Deolay Tacussus –notaio- Altedo, coevo di Parisio (circa 1247) - Bologna (nulla si sa della data di morte).
Probabilmente discendeva da una famiglia lombarda insediatasi ad Altedo nel 1231. Viene citato nel 1288 quando gli abitanti di Altedo furono censiti come “comitatini” (abitanti del contado) ad eccezione dei notai Parisio e Deolay Tacussis, riconosciuti “civis” (cittadini). Egli assieme al collega erano sicuramente i due personaggi più rilevanti della loro comunità ed abitavano a Bologna dove esercitavano la loro professione come ci ricorda Giorgio Tamba nel saggio “Lo Statuto della Società dei Notai di Bologna dell'anno1288, in “Notariato medievale bolognese, Roma, 1977, pp. 253-344 e Valeria Braida, “Gli uomini di Altedo tra il 1231 e il 1317” , pag.172 e seg. In “I Patti di Altedo 24 giugno 1231”, a cura di Anna Laura Trombetti, Edifir- Edizioni Firenze, 2009.
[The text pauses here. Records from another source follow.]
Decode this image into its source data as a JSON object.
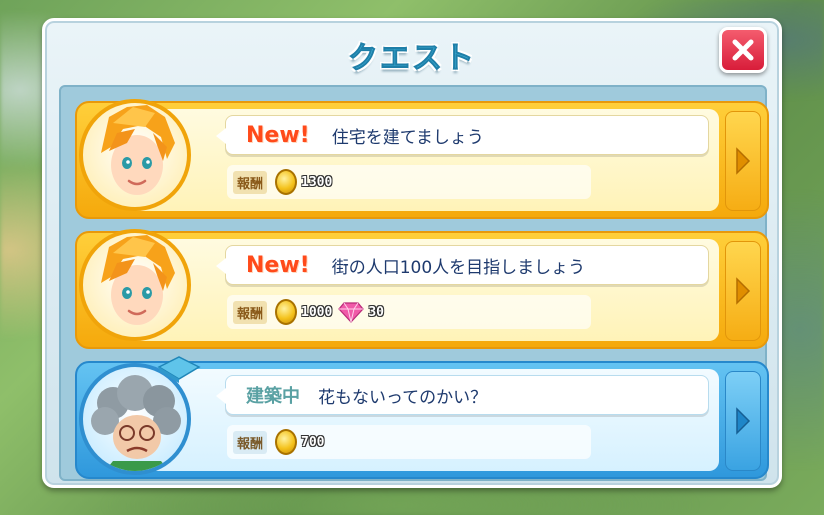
{
  "dialog": {
    "title": "クエスト"
  },
  "reward_label": "報酬",
  "quests": [
    {
      "tag": "New!",
      "text": "住宅を建てましょう",
      "rewards": [
        {
          "icon": "coin-icon",
          "amount": "1300"
        }
      ],
      "theme": "gold"
    },
    {
      "tag": "New!",
      "text": "街の人口100人を目指しましょう",
      "rewards": [
        {
          "icon": "coin-icon",
          "amount": "1000"
        },
        {
          "icon": "gem-icon",
          "amount": "30"
        }
      ],
      "theme": "gold"
    },
    {
      "tag": "建築中",
      "text": "花もないってのかい？",
      "rewards": [
        {
          "icon": "coin-icon",
          "amount": "700"
        }
      ],
      "theme": "blue"
    }
  ],
  "colors": {
    "title": "#3fb3d8",
    "new_tag": "#ff4a1a",
    "status_tag": "#5aa1a3",
    "close_button": "#e0283f",
    "gold_card": "#f7b51c",
    "blue_card": "#3aa3e2"
  }
}
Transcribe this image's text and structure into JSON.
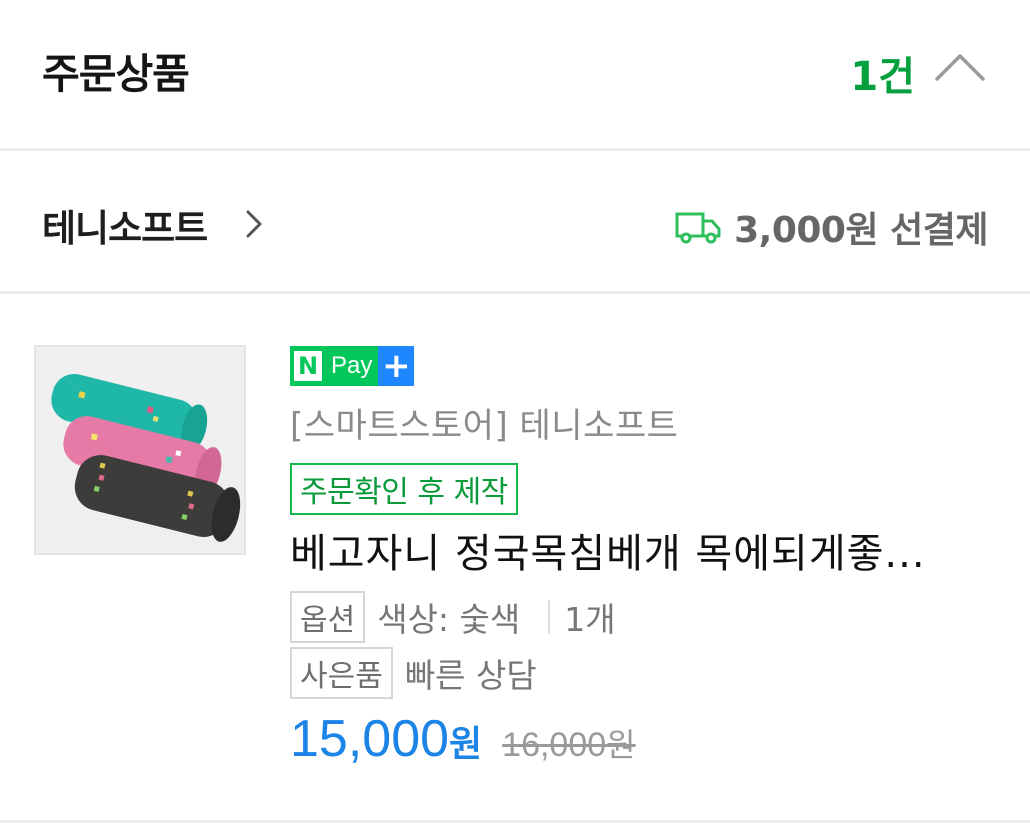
{
  "header": {
    "title": "주문상품",
    "count": "1건"
  },
  "seller": {
    "name": "테니소프트",
    "shipping": "3,000원 선결제"
  },
  "product": {
    "npay_label": "Pay",
    "npay_n": "N",
    "npay_plus": "+",
    "store": "[스마트스토어] 테니소프트",
    "made_badge": "주문확인 후 제작",
    "name": "베고자니 정국목침베개 목에되게좋...",
    "option_tag": "옵션",
    "option_value": "색상: 숯색",
    "quantity": "1개",
    "gift_tag": "사은품",
    "gift_value": "빠른 상담",
    "price": "15,000",
    "price_unit": "원",
    "original_price": "16,000",
    "original_unit": "원"
  },
  "colors": {
    "brand_green": "#03c75a",
    "count_green": "#04a03e",
    "price_blue": "#1c84e6",
    "npay_plus_blue": "#1e87ff"
  }
}
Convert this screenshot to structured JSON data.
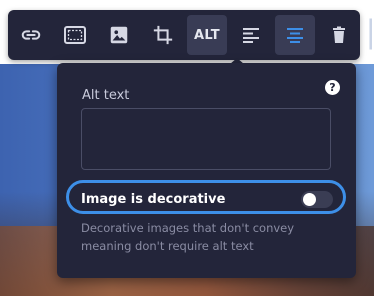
{
  "toolbar": {
    "buttons": [
      {
        "icon": "link-icon",
        "label": ""
      },
      {
        "icon": "frame-icon",
        "label": ""
      },
      {
        "icon": "image-icon",
        "label": ""
      },
      {
        "icon": "crop-icon",
        "label": ""
      },
      {
        "icon": "alt-text-icon",
        "label": "ALT",
        "active": true
      },
      {
        "icon": "align-left-icon",
        "label": ""
      },
      {
        "icon": "align-center-icon",
        "label": "",
        "selected": true
      },
      {
        "icon": "trash-icon",
        "label": ""
      }
    ],
    "accent_color": "#3d8fe8"
  },
  "popover": {
    "help_label": "?",
    "alt_text_label": "Alt text",
    "alt_text_value": "",
    "decorative_label": "Image is decorative",
    "decorative_on": false,
    "decorative_help": "Decorative images that don't convey meaning don't require alt text"
  }
}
Enrico Trentini –tenore- Malalbergo, fraz. Altedo 1877 - Bologna 1952.
Nacque da una famiglia molto povera e fu costretto a lavorare fin dalla giovane età per pagarsi gli studi musicali, compiuti con il maestro Bellocci. Iniziò la sua brillante carriera canora nel 1903, quando si esibì nei teatri del Cairo e di Alessandria d' Egitto. In Italia debuttò nel 1908 al Teatro Sociale di Crevalcore nella “Cavalleria Rusticana” interpretando il ruolo di Turiddu. Negli anni seguenti le esibizioni furono numerose; ricordiamo le più importanti : al Teatro Verdi di Pisa, al Teatro Comunale di Bologna al Teatro Reinach di Parma. Interpretò nell'Aida il ruolo di Radames, suo cavallo di battaglia; nell'ottobre del 1919, a Milano, incise l'intera opera verdiana.Il 26 settembre del 1925, in occasione dell'inaugurazione del “Teatro Sociale” di Altedo, interpretò il ruolo di Mario Cavaradossi nella Tosca di Giacomo Puccini. ottenendo un vasto consenso di pubblico ed una critica molto favorevole da parte dei due giornali bolognesi, Il Resto del Carlino e L'Avvenire d'Italia. L'ultima esibizione canora a me nota avvenne al Teatro Politeama di Livorno nel maggio del 1930. Enrico Trentini, che tutti gli altedesi chiamavano “al Daghén” abitò per diversi anni ad Altedo, in una casetta di via del Corso, ai piedi della salita che conduce al ponte di Rivabella.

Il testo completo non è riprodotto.